Alongside the process of globalization is diffusion , or the spread of material and nonmaterial culture. While globalization refers to the integration of markets, diffusion relates to a similar process in the integration of international cultures. Heart-class Americans tin can wing overseas and render with a new appreciation of Thai noodles or Italian gelato. Admission to television and the Internet has brought the lifestyles and values portrayed in U.Southward. sitcoms into homes around the globe. Twitter feeds from public demonstrations in one nation have encouraged political protesters in other countries. When this kind of improvidence occurs, material objects and ideas from i culture are introduced into another.
Further Research
The Beats were a counterculture that birthed an entire move of art, music, and literature—much of which is still highly regarded and studied today.

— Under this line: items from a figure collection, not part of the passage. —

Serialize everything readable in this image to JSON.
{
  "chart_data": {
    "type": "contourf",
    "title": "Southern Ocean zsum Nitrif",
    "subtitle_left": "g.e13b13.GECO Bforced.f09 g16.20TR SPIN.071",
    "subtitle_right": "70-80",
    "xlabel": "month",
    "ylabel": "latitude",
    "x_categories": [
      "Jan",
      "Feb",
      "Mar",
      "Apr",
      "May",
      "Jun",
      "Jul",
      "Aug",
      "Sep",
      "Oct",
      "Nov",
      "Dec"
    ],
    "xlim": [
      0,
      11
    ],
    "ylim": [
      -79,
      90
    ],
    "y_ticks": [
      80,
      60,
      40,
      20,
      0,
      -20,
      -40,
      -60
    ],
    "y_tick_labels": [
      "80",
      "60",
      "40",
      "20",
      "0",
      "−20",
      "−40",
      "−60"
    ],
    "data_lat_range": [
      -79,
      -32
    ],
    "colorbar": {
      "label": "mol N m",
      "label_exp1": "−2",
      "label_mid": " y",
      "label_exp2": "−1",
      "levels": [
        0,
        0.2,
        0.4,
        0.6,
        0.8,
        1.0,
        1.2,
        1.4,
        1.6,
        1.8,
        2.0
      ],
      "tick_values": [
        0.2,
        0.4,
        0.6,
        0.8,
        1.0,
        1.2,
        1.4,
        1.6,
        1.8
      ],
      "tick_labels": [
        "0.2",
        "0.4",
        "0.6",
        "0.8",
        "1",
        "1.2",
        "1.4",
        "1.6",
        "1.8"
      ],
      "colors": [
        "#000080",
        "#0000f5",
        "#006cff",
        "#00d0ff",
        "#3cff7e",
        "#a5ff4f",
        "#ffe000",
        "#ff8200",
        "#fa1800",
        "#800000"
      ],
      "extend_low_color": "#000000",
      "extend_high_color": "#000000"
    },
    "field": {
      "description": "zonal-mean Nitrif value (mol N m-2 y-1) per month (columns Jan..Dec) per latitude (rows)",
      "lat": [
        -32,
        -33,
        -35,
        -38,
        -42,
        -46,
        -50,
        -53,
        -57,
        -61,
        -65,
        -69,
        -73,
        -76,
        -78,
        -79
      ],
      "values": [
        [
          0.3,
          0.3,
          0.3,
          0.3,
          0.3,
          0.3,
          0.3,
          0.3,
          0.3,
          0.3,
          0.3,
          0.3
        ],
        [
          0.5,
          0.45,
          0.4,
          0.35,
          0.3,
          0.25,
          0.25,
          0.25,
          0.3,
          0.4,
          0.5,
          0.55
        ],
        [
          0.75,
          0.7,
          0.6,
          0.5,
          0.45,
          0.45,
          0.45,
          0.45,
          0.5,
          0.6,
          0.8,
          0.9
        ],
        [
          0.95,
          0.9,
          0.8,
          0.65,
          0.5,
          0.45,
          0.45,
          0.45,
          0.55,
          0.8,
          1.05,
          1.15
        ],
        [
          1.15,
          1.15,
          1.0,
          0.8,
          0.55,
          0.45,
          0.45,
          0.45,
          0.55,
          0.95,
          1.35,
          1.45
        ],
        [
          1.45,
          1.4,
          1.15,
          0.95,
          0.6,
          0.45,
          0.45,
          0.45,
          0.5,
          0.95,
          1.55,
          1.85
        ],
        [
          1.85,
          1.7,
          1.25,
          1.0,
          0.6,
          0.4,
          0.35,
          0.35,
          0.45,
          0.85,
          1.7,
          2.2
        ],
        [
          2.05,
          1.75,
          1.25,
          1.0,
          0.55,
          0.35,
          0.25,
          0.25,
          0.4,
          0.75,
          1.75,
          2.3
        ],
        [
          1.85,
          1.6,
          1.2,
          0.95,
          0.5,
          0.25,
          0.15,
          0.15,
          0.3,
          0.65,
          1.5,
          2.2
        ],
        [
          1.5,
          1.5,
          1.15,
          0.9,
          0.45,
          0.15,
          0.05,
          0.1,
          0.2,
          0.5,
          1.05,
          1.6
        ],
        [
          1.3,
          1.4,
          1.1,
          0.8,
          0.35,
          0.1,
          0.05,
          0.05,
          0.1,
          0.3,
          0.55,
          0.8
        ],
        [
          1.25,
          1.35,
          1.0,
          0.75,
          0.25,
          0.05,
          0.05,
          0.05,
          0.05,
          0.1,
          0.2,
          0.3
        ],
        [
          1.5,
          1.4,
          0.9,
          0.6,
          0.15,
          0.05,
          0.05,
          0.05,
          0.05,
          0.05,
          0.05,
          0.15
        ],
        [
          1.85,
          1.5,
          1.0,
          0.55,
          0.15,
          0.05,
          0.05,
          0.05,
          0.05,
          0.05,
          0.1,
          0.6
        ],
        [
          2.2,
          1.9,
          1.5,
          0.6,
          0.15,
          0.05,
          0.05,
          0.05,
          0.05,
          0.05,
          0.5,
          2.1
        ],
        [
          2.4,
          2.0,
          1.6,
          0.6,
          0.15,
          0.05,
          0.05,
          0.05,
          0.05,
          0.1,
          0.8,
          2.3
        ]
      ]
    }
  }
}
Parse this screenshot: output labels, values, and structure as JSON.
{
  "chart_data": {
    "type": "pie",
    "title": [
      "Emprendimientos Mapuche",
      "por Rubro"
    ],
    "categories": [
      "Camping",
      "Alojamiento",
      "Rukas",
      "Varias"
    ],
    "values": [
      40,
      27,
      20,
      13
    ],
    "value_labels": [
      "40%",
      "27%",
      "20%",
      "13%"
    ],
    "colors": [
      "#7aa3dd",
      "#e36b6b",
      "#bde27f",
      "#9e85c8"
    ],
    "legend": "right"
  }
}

The man responsible for naming the generation was Jack Kerouac; yet, the man responsible for introducing the earth to that generation was John Clellon Holmes, a writer oft lumped in with the group. In 1952 he penned an article for the New York Times Magazine titled, "This Is the Beat Generation." Read that article and learn more about Clellon Holmes and the Beats: http://openstaxcollege.org/fifty/The-Beats
Think It Over
What are some examples of cultural lag that are present in your life? Do you recall applied science affects culture positively or negatively? Explain.
Practice
1. Your eighty-three-year-erstwhile grandmother has been using a computer for some time now. As a way to keep in touch on, you ofttimes send emails of a few lines to let her know about your day. She calls afterward every e-mail to respond signal past signal, but she has never emailed a response back. This can be viewed as an example of:
- cultural lag
- innovation
- ethnocentricity
- xenophobia
ii. Some jobs today advertise in multinational markets and permit telecommuting in lieu of working from a master location. This broadening of the task market and the fashion that jobs are performed tin be attributed to:
- cultural lag
- innovation
- discovery
- globalization
3. The major deviation between invention and discovery is:
- Invention is based on engineering, whereas discovery is usually based on civilisation
- Discovery involves finding something that already exists, simply invention puts things together in a new style
- Invention refers to cloth civilisation, whereas discovery tin be textile or theoretic, like laws of physics
- Invention is typically used to refer to international objects, whereas discovery refers to that which is local to one's civilisation
4. That McDonald'due south is found in well-nigh every country effectually the world is an example of:
- globalization
- diffusion
- culture lag
- xenocentrism
Self-Check: Pop Culture, Subculture, and Cultural Modify
Yous'll have more success on the Self-Check, if you've completed the two Readings in this section.